Former ARC student turned head coach leads men’s running teams to consistent success


Kameron Schmid

Different running uniforms from different eras for the men’s track and field and cross country teams hang in head coach Rick Anderson’s office, with the farthest to the right being the most current.

In a file cabinet in the shared office of track and field and cross country head coach Rick Anderson and head golf instructor Raye Maero, there are four California Community College Coach of the Year awards.

Three of them are for cross country, and one is for track and field. They are all awarded to Anderson.
And on two separate walls of the shared office, there are dozens of team awards for both of Anderson’s programs. All of them have been earned in his tenure as head coach.

Anderson doesn’t want accolades or awards or attention. He just wants fast teams. And with a consistency that no other athletic program at ARC can match, he’s routinely built them.

“We have a tryout at ARC, so everybody that makes our team has the potential to score points at a conference championship. I’d like to say we keep nice guys that aren’t very talented, but this is an intercollegiate track team and we’re kind of limited in our numbers,” said Anderson.

Anderson first came to ARC as a student athlete after graduating from Cordova High School in 1982. He competed in one season each of cross country and track and field.

But instead of continuing into his second year of eligibility, Anderson enlisted for the Navy, where he spent the next six years.

And after his time in the Navy, he came back to ARC, and spent two full semesters working on his academics before finally using his second year of eligibility as a member of the track and field team.

In that season, he was voted captain of the team, and was named “Pepsi Scholar Athlete of the Year,” the top academic award that can be given to a CCC student-athlete.

After finishing a kinesiology degree at California State University, Sacramento, Anderson was an assistant coach at three high schools in Sacramento before being hired as the head coach of the cross country team at ARC in 1996, and an assistant track and field coach.

Several athletes have stood out for Anderson’s squad this year, and he knows them all off the top of his head.

“Will Reyes broke a 30 year old school record in the 5000, which is 3.1 miles, he ran that in 14.27. We’ve got the number one and number two 800 meter runners in the state, Logan Stahl and David French. Our steeplechase is number two in the state, Chris Kigar, and then Robert Ellis has been real strong in the 100 and the 200. He’s inthe top five all-time here now in both of those events.
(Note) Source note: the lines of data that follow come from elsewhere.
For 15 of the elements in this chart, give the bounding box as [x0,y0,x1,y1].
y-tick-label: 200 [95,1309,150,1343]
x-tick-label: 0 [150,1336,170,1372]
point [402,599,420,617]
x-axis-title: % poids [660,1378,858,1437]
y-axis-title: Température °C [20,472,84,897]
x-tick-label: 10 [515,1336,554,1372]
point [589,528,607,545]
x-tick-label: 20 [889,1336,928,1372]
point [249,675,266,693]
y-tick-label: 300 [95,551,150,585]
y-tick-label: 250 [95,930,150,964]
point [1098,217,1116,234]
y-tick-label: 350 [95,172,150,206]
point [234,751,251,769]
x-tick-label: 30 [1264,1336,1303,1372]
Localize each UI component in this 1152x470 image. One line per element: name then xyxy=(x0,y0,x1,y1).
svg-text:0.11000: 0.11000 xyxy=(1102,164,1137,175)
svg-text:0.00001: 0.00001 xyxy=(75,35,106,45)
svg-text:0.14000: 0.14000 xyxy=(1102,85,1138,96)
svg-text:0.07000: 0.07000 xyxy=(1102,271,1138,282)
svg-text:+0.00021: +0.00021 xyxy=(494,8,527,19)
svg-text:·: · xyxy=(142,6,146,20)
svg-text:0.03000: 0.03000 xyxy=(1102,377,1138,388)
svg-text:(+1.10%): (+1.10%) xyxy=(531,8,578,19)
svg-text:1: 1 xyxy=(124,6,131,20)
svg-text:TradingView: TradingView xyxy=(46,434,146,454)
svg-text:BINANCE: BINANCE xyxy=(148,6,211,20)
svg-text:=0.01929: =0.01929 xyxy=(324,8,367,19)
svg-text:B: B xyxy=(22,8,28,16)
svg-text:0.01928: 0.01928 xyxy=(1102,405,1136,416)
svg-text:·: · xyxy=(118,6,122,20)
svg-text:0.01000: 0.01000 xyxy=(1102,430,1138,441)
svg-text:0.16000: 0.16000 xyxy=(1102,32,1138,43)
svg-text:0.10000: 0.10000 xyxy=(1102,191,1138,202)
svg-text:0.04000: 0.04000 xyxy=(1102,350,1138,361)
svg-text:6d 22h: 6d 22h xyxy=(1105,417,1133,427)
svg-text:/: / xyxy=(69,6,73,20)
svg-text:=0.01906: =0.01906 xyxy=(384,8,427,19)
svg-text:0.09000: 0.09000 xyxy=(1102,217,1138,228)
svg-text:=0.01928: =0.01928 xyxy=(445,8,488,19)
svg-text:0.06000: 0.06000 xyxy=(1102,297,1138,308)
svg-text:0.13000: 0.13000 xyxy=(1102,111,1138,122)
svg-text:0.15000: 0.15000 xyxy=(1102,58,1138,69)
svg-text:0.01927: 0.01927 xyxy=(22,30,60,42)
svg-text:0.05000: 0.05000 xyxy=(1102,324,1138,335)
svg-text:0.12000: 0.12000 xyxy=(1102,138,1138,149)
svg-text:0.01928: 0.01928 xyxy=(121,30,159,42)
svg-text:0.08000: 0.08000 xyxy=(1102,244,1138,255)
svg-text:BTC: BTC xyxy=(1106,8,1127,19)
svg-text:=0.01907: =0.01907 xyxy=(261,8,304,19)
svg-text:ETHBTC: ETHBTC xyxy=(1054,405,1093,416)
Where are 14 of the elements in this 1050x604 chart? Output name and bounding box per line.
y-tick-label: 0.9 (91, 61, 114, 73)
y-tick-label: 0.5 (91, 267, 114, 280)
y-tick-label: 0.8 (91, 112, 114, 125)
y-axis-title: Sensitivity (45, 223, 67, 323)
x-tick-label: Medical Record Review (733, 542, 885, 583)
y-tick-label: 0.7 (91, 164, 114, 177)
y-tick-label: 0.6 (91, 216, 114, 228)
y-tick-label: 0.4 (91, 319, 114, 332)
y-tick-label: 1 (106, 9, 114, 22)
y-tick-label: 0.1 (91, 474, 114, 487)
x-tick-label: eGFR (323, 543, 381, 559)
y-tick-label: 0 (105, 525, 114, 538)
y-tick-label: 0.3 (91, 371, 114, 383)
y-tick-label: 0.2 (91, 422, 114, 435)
We have a lot of depth in a lot of events.”

The men’s track and field team under Anderson has won the Northern California championships three years in a row, and the cross country program has won three state titles in a row.

Anderson attributes this success to the strength of his coaching staff and the recruiting classes the program brings in.

“Being able to recruit really good athletes because of our really good coaching staff … just being able to tell those guys and sell those guys that they’re going to get a lot out of this program and be able to transfer on someplace else has been tremendously valuable,” said Anderson.

Both the men’s and women’s track and field teams will be competing in the Norcal Trials at De Anza College in Cupertino May 10. State championships begin May 16 at Mt. San Antonio College in Walnut.